The presence of large numbers of neutrophils in the superficial epithelium should suggest the possibility of fungal infection or superinfection, and special stains (PAS‐diastase, GMS) should be performed to exclude Candida organisms. Large numbers of intraepithelial eosinophils raising the possibility of eosinophilic esophagitis and correlation with clinical findings and PPI treatment status are required (see Section “Eosinophilic Esophagitis”). Numerous intraepithelial lymphocytes, if predominant, may suggest an alternative diagnosis such as lymphocytic esophagitis or lichen planus‐associated esophagitis (see Sections “Lymphocytic Esophagitis” and “Dermatological Diseases Involving the Esophagus”).

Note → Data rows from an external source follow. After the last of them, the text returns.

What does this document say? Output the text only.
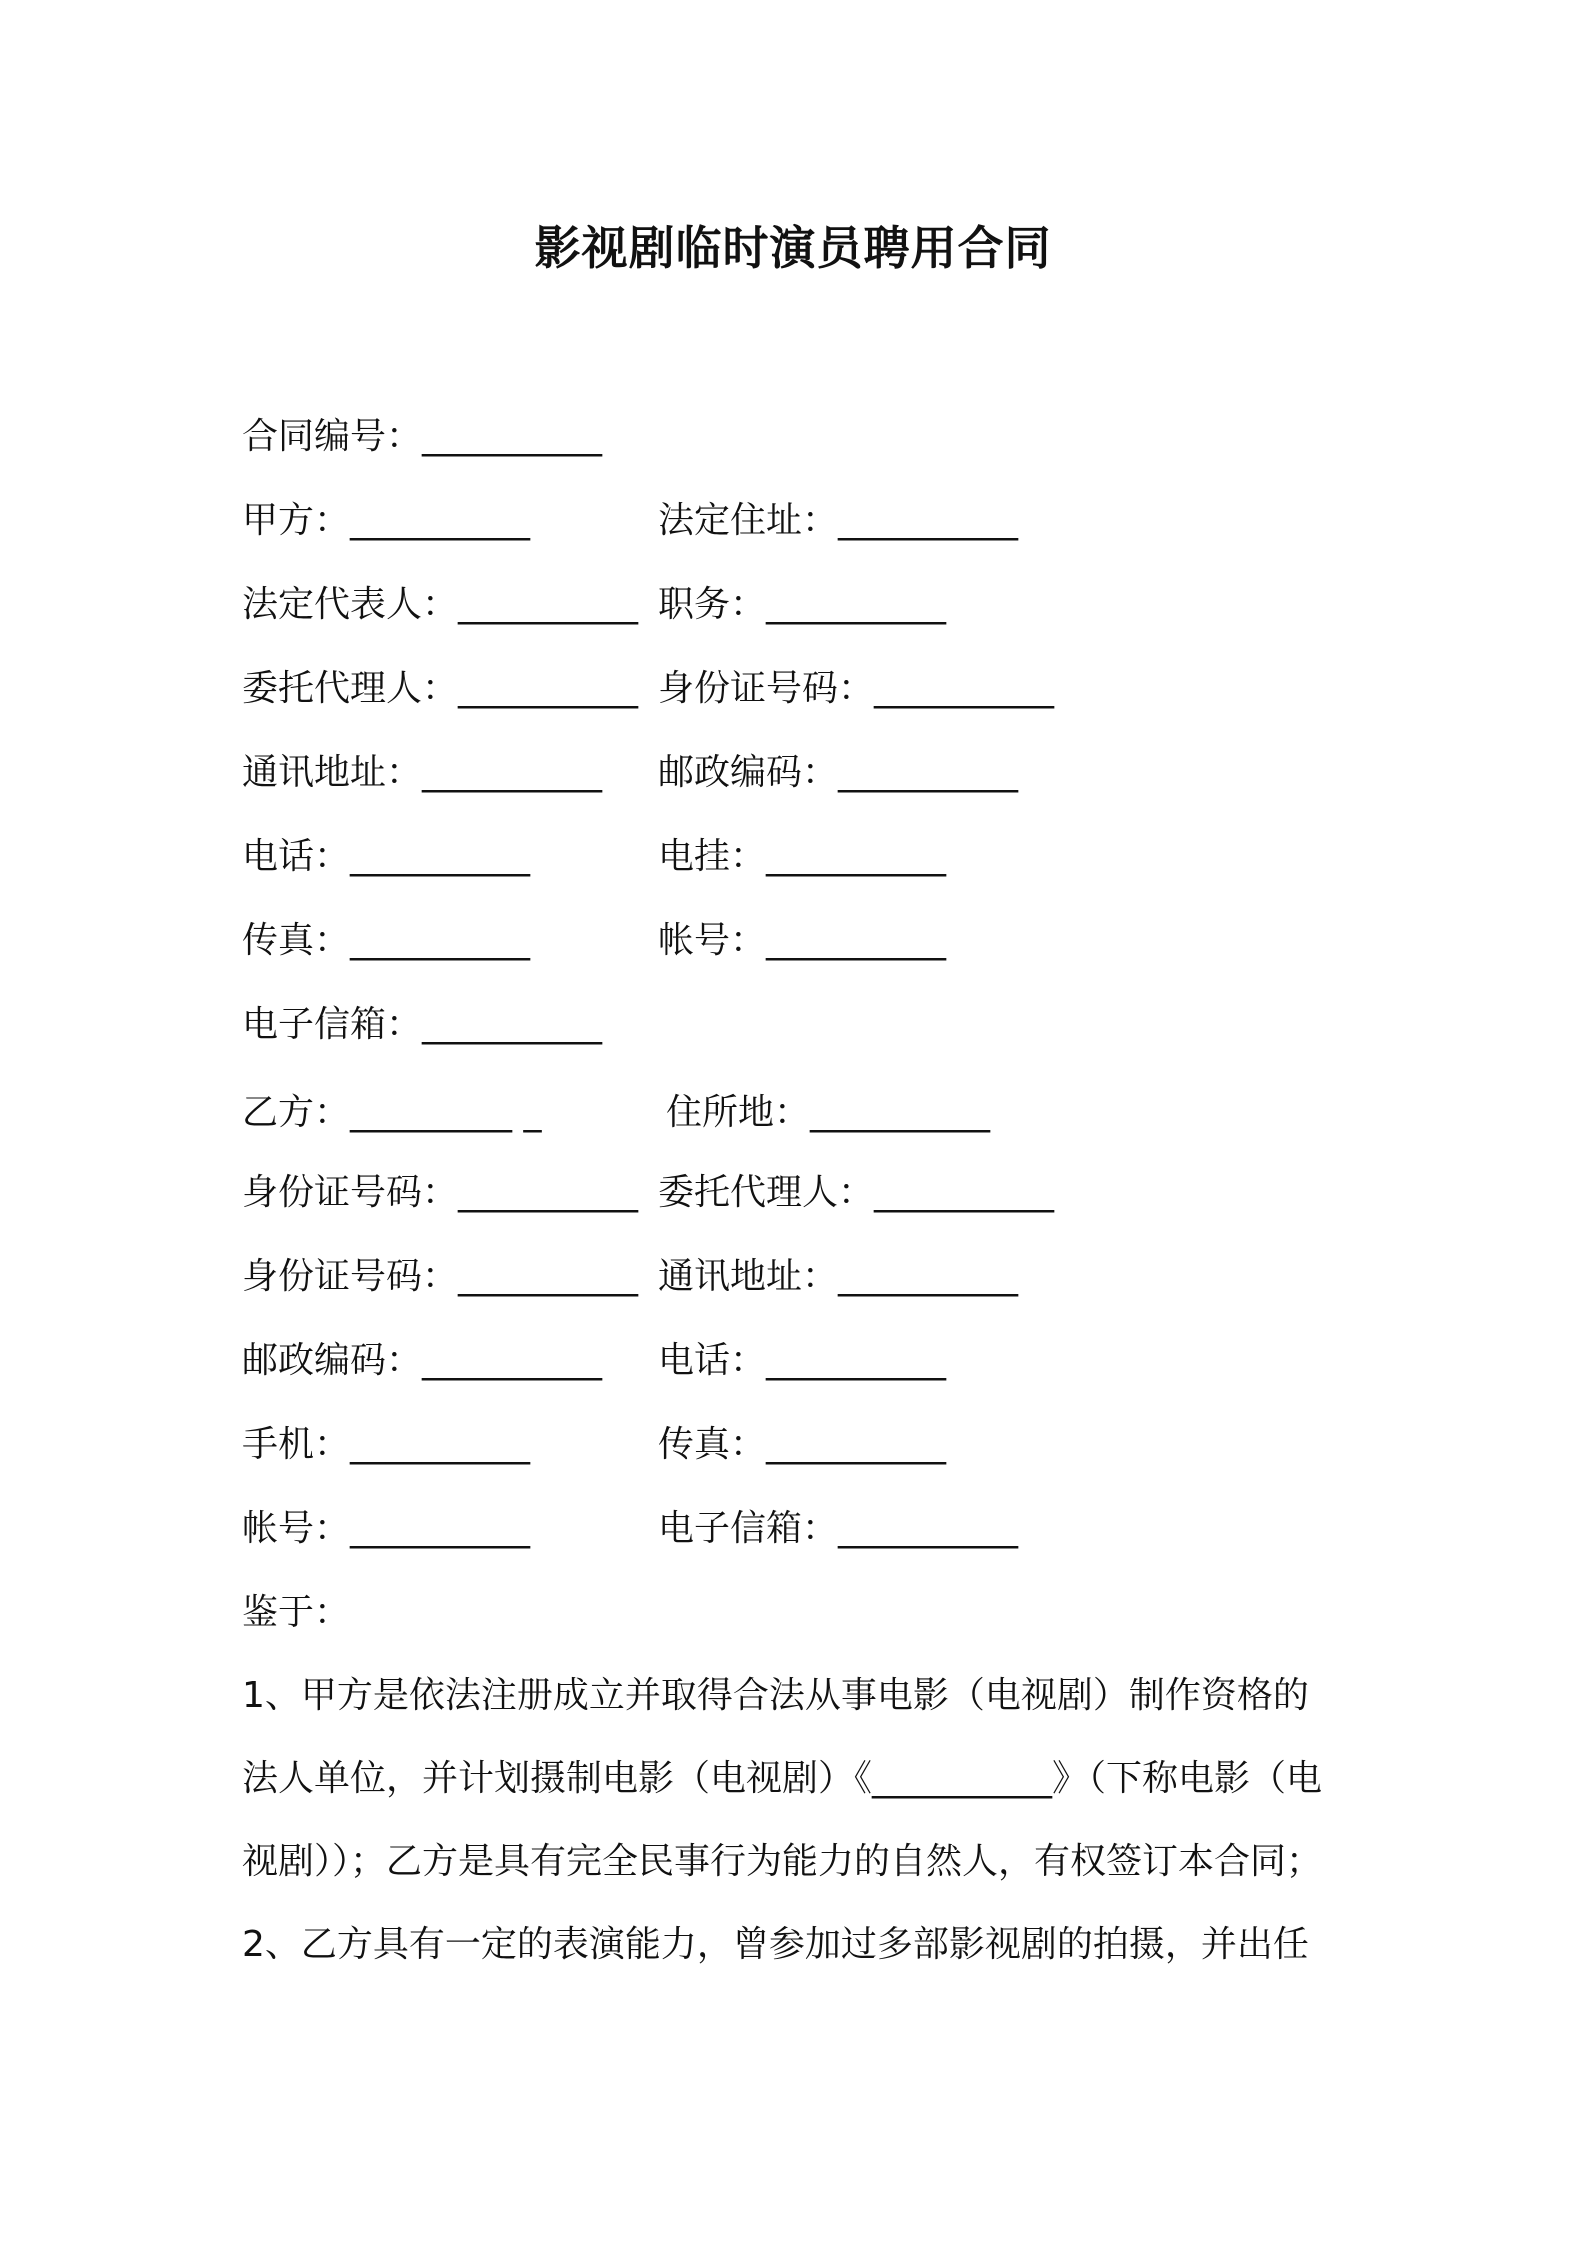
影视剧临时演员聘用合同
合同编号：__________
甲方：__________	法定住址：__________
法定代表人：__________ 职务：__________
委托代理人：__________ 身份证号码：__________
通讯地址：__________ 邮政编码：__________
电话：__________	电挂：__________
传真：__________	帐号：__________
电子信箱：__________
乙方：_________ _	住所地：__________
身份证号码：__________ 委托代理人：__________
身份证号码：__________ 通讯地址：__________
邮政编码：__________ 电话：__________
手机：__________	传真：__________
帐号：__________	电子信箱：__________
鉴于：
1、甲方是依法注册成立并取得合法从事电影（电视剧）制作资格的
法人单位，并计划摄制电影（电视剧）《__________》（下称电影（电
视剧））；乙方是具有完全民事行为能力的自然人，有权签订本合同；
2、乙方具有一定的表演能力，曾参加过多部影视剧的拍摄，并出任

Ulceration with regenerative squamous epithelial atypia may be difficult to distinguish from in situ‐squamous cell carcinoma and dysplasia. The regenerating epithelial cells have round nuclei with minimally thickened nuclear membranes; fine chromatin; and large, irregular nucleoli, and generally have abundant cytoplasm. Further, maturation toward the epithelial surface can usually be found. In difficult cases, additional biopsies should be requested after medical treatment of the esophagitis. However, in some cases, inflammatory pseudotumors with marked atypia of the reactive stromal cells will need to be differentiated from poorly differentiated carcinoma or sarcoma. Cytokeratin immunohistochemistry (IHC) may be helpful when trying to distinguish between reparative reactions and malignancy.

Less commonly, activated lymphocytes in areas of ulceration may appear atypical and raise the suspicion for lymphoma. In some cases, immunohistochemistry and/or flow cytometry may be necessary to assess for clonality.